Exploratory visualizations for arithmetic functions¶
Several experiments in this project are intentionally “EDA-like”: they produce heatmaps, atlases, and correlation matrices for many functions at once. This page collects best practices so those figures remain interpretable and comparable.
Core definitions¶
Given a function table \(F(n)\) for \(n=1,\dots,N\) and a list of arithmetic functions \(f_1,\dots,f_m\), two common derived views are:
Heatmap atlas: visualize values \(f_j(n)\) as an image (rows = functions, columns = \(n\) or blocks of \(n\)).
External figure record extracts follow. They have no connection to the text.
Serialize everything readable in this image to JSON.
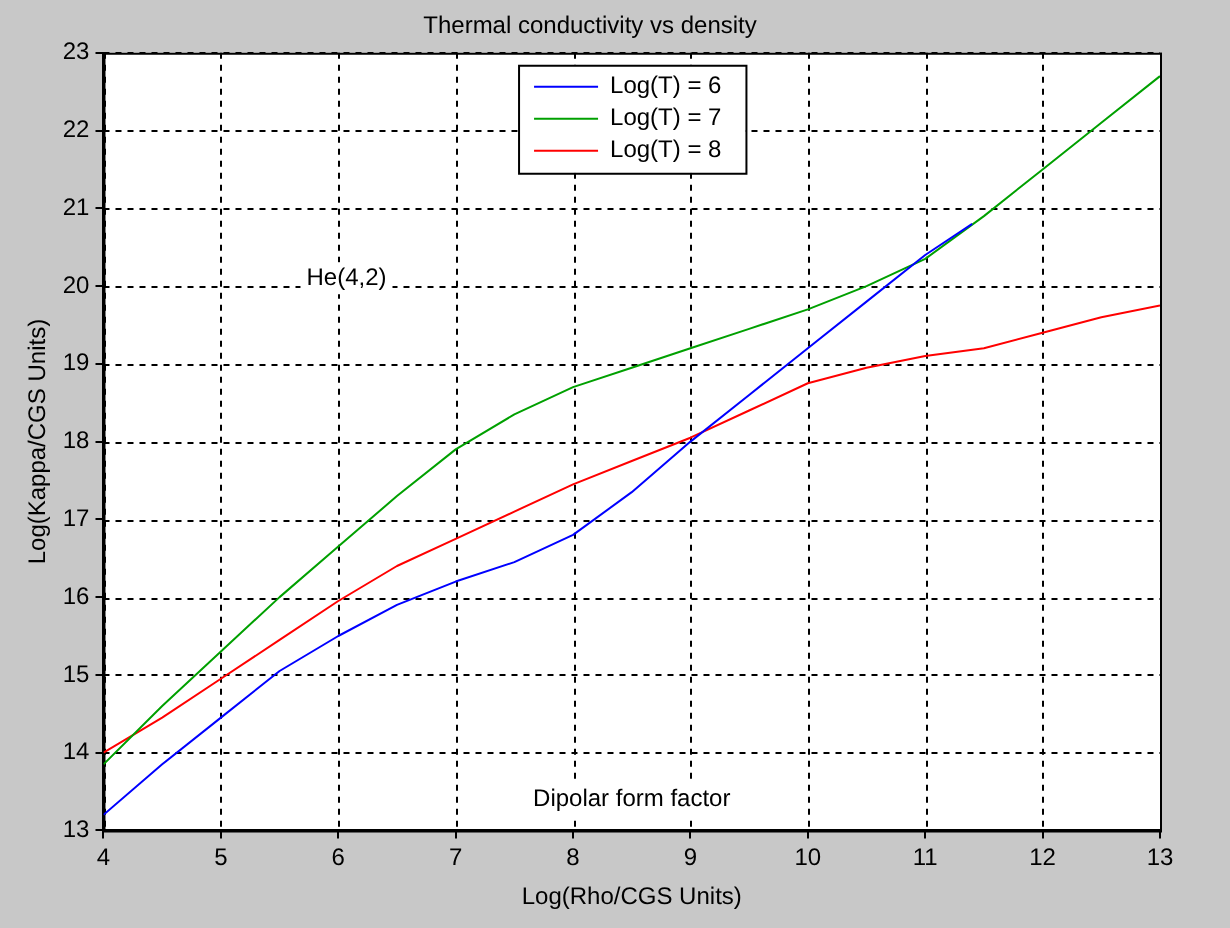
{
  "chart_data": {
    "type": "line",
    "title": "Thermal conductivity vs density",
    "xlabel": "Log(Rho/CGS Units)",
    "ylabel": "Log(Kappa/CGS Units)",
    "annotations": [
      "He(4,2)",
      "Dipolar form factor"
    ],
    "xlim": [
      4,
      13
    ],
    "xticks": [
      4,
      5,
      6,
      7,
      8,
      9,
      10,
      11,
      12,
      13
    ],
    "ylim": [
      13,
      23
    ],
    "yticks": [
      13,
      14,
      15,
      16,
      17,
      18,
      19,
      20,
      21,
      22,
      23
    ],
    "grid": true,
    "legend": "top",
    "line_style": "solid",
    "marker": "none",
    "series": [
      {
        "name": "Log(T) = 6",
        "color": "#0000ff",
        "x": [
          4,
          4.5,
          5,
          5.5,
          6,
          6.5,
          7,
          7.5,
          8,
          8.5,
          9,
          9.5,
          10,
          10.5,
          11,
          11.4
        ],
        "values": [
          13.2,
          13.85,
          14.45,
          15.05,
          15.5,
          15.9,
          16.2,
          16.45,
          16.8,
          17.35,
          18.0,
          18.6,
          19.2,
          19.8,
          20.4,
          20.8
        ]
      },
      {
        "name": "Log(T) = 7",
        "color": "#00a000",
        "x": [
          4,
          4.5,
          5,
          5.5,
          6,
          6.5,
          7,
          7.5,
          8,
          8.5,
          9,
          9.5,
          10,
          10.5,
          11,
          11.5,
          12,
          12.5,
          13
        ],
        "values": [
          13.85,
          14.6,
          15.3,
          16.0,
          16.65,
          17.3,
          17.9,
          18.35,
          18.7,
          18.95,
          19.2,
          19.45,
          19.7,
          20.0,
          20.35,
          20.9,
          21.5,
          22.1,
          22.7
        ]
      },
      {
        "name": "Log(T) = 8",
        "color": "#ff0000",
        "x": [
          4,
          4.5,
          5,
          5.5,
          6,
          6.5,
          7,
          7.5,
          8,
          8.5,
          9,
          9.5,
          10,
          10.5,
          11,
          11.5,
          12,
          12.5,
          13
        ],
        "values": [
          14.0,
          14.45,
          14.95,
          15.45,
          15.95,
          16.4,
          16.75,
          17.1,
          17.45,
          17.75,
          18.05,
          18.4,
          18.75,
          18.95,
          19.1,
          19.2,
          19.4,
          19.6,
          19.75
        ]
      }
    ]
  }
}
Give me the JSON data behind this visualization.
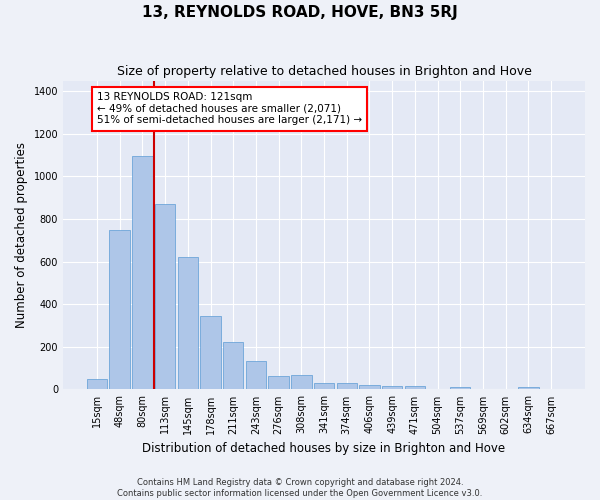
{
  "title": "13, REYNOLDS ROAD, HOVE, BN3 5RJ",
  "subtitle": "Size of property relative to detached houses in Brighton and Hove",
  "xlabel": "Distribution of detached houses by size in Brighton and Hove",
  "ylabel": "Number of detached properties",
  "footer_line1": "Contains HM Land Registry data © Crown copyright and database right 2024.",
  "footer_line2": "Contains public sector information licensed under the Open Government Licence v3.0.",
  "annotation_line1": "13 REYNOLDS ROAD: 121sqm",
  "annotation_line2": "← 49% of detached houses are smaller (2,071)",
  "annotation_line3": "51% of semi-detached houses are larger (2,171) →",
  "bar_color": "#aec6e8",
  "bar_edge_color": "#5b9bd5",
  "vline_color": "#cc0000",
  "vline_x_index": 3,
  "categories": [
    "15sqm",
    "48sqm",
    "80sqm",
    "113sqm",
    "145sqm",
    "178sqm",
    "211sqm",
    "243sqm",
    "276sqm",
    "308sqm",
    "341sqm",
    "374sqm",
    "406sqm",
    "439sqm",
    "471sqm",
    "504sqm",
    "537sqm",
    "569sqm",
    "602sqm",
    "634sqm",
    "667sqm"
  ],
  "values": [
    50,
    750,
    1095,
    870,
    620,
    345,
    225,
    135,
    65,
    70,
    30,
    30,
    22,
    15,
    15,
    0,
    12,
    0,
    0,
    12,
    0
  ],
  "ylim": [
    0,
    1450
  ],
  "yticks": [
    0,
    200,
    400,
    600,
    800,
    1000,
    1200,
    1400
  ],
  "background_color": "#eef1f8",
  "plot_bg_color": "#e4e9f5",
  "grid_color": "#ffffff",
  "title_fontsize": 11,
  "subtitle_fontsize": 9,
  "axis_label_fontsize": 8.5,
  "tick_fontsize": 7,
  "annotation_fontsize": 7.5,
  "footer_fontsize": 6
}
Correlation matrix: compute an empirical correlation between columns \(f_i(n)\) and \(f_j(n)\) (Pearson or rank-based).
What experiments usually visualize or measure¶
“Texture”: squarefree bands, prime powers, smooth numbers, record-holders, etc.
Clustering: which functions behave similarly on \(1..N\) (after normalization).
Stability: how patterns change when \(N\) grows or when you sample on a log grid.
Practical numerical caveats¶
Normalize first. Raw scales differ wildly (e.g. \(\sigma(n)\) vs \(\mu(n)\)). Typical choices: z-score, log1p, or scaling by \(n^\alpha\).
Beware heavy tails. Extremal values can dominate Pearson correlation; consider Spearman correlation or winsorization for robustness.
Sampling matters. Linear \(n\) emphasizes small structure; log-spaced \(n\) emphasizes asymptotic behavior. Record the sampling rule in the figure caption.
References¶
See References.
Experiments in this repository¶
E122 — Heatmap atlas of μ, ω, Ω and related “squarefree texture” features.
E123 — Correlation matrix of arithmetic functions (with normalization variants).